Sarah
Hyacinthe
Il y a certains rappeurs pour qui Paris est une vraie muse. Le trop rare Jeune LC par exemple, connait la capitale comme sa poche, et s'en sert pour imprégner ses histoires de deal d'une prose qui sent bon le brouhaha des bars de Ménilmontant. C'est aussi le cas de Hyacinthe, qui a toujours vu la capitale sous des angles peu glamour: ceux des déceptions amoureuses, des longues soirées d'ennui conjurées par la prise de drogues. A la lumière de ce filtre peu engageant, pas surprenant que le Parisien veuille à l'aube de son quart de siècle prendre ses distances avec Paris. En fait, avec ce premier "vrai" album, il exhibe une telle amertume vis-à-vis de la ville qu'on le sent très loin des immeubles haussmaniens et très près des gratte-ciels de Shibuya.

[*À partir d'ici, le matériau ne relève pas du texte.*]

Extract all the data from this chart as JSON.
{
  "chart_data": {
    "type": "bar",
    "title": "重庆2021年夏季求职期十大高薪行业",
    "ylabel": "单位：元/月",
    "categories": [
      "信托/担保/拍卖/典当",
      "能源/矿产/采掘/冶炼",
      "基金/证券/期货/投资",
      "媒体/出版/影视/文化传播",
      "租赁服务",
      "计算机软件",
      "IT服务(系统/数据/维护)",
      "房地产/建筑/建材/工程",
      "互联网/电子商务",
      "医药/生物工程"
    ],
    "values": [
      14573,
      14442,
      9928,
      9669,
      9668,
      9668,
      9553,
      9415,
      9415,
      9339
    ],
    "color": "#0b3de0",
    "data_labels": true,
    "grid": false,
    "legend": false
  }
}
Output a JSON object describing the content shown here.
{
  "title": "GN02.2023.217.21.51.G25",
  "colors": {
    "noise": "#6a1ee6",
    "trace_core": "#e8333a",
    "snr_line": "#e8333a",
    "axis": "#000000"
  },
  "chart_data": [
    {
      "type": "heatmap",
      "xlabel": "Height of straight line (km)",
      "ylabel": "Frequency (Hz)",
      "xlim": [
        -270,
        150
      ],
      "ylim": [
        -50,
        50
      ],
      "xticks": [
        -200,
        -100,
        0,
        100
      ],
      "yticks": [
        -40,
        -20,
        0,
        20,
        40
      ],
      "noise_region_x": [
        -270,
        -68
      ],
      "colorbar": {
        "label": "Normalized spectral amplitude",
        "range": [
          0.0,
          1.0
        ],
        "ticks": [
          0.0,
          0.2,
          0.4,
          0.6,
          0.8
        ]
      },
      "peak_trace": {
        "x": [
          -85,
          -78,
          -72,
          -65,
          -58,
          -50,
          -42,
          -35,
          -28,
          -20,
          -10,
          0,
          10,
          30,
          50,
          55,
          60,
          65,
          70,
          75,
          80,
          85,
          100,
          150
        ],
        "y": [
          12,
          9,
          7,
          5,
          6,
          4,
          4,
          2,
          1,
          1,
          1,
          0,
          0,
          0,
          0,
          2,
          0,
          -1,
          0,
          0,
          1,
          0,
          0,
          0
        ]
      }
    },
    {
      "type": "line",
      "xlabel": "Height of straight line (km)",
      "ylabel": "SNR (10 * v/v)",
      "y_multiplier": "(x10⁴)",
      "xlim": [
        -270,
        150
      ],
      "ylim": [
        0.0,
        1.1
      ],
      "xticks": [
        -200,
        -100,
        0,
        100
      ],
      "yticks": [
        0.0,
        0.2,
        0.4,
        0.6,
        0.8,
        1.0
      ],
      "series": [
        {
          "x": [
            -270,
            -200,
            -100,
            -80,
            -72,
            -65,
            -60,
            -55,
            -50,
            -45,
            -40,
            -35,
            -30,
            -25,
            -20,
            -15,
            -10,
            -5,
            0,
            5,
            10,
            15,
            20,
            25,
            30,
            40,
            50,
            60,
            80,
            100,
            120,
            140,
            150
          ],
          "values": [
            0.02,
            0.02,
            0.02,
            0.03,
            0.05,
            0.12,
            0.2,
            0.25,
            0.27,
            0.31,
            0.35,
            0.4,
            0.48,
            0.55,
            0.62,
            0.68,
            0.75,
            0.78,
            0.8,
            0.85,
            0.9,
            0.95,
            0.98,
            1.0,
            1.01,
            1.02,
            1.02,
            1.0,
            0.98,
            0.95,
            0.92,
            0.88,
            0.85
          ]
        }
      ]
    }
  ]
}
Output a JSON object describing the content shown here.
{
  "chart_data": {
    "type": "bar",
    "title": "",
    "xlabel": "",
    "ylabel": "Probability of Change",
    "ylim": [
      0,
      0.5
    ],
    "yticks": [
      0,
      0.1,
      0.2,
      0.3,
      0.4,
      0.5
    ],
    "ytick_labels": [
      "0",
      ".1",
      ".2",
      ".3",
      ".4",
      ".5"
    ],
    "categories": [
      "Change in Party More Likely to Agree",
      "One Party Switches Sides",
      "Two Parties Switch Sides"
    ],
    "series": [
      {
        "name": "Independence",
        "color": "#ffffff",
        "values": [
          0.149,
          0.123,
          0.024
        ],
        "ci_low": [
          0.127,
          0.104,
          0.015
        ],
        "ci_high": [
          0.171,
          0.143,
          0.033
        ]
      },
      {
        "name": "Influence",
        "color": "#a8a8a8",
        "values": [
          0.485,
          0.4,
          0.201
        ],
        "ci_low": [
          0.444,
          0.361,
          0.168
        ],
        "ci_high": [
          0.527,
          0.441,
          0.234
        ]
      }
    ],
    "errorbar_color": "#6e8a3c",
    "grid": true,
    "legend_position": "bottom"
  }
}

Il aura fallu deux longues années pour que Hyacinthe parvienne à traduire ce besoin de changement dans sa musique. Une éternité à l'échelle du rap. D'autant que le terrain de jeu a considérablement changé depuis SLRA2 : Mémoire de mes putains tristes: la jurisprudence PNL est passée par là, et le rappeur français lambda a aujourd'hui moins d'appréhension à l'idée d'offrir un album essentiellement chanté. Si entendre chanter Hyacinthe n'est pourtant pas une première, notamment au format mixtape, on l'a rarement senti aussi désireux de laisser son flow au placard pour privilégier l'écriture de belles chansons.
S'il affirme n'avoir toujours pas trouvé de "refrain à sa haine", le post-ado énervé de Sur la route de l'Ammour 2 a laissé place sur Sarah à un splendide adulte qui assume avec davantage de force ses orientations artistiques. Si la mélancolie ne quitte pas ses rimes, il s'exprime de manière plus apaisée, voire franchement romantique sur certains morceaux ("Le regard qui brille", "Seul en toi"). Et quand il fait le choix de renouer avec quelques uns de ses thèmes de prédilection, comme l'absence de figure paternelle, ceux-ci se retrouvent évoqués de manière plus juste et moins brouillonne que par le passé. Ces quelques morceaux sont d'ailleurs d'autant plus touchants qu'ils sont exprimés avec des codes et des références qui sont les siennes, et sur lesquels il exerce une maîtrise totale.
Cette main-mise sur le produit, elle s'exprime aussi au travers d'une esthétique qui prend plaisir à conjuguer pas mal d'extrêmes. Si l'on devait résumer grossièrement ce premier disque, on dirait que Sarah c'est un peu comme si Michel Berger jouait à une soirée Thunderdome: c'est un laboratoire où d'audacieux alchimistes s'amusent avec la violence et la niaiserie. Un champ d'expérimentation total dans lequel Hyacinthe s'acharne à juxtaposer chanson française et gabber, pour faire "des trucs beaux avec des trucs moches". Et ce qui pourrait être franchement flippant sur papier réussit, par la grâce d'un sixième sens qui échappe encore à notre logique, à tenir debout.
Sarah est l'effort le plus abouti de Hyacinthe à ce jour. Peut-être parce qu'il porte en lui un patrimoine métissé qui s'exprime au travers de la vie nocturne parisienne, du revival gabber néerlandais porté par Casual Gabberz jusqu'aux innovations du dernier Christophe, l'immense Les vestiges du chaos. C'est fort de ces splendides contradictions que Hyacinthe continue de s'épanouir artistiquement, toujours plus insaisissable à chaque sortie. Et quelque part, c'est tant mieux: on s'en voudrait qu'un tel électron libre fasse l'erreur de s'enterrer dans une recette trop convenue.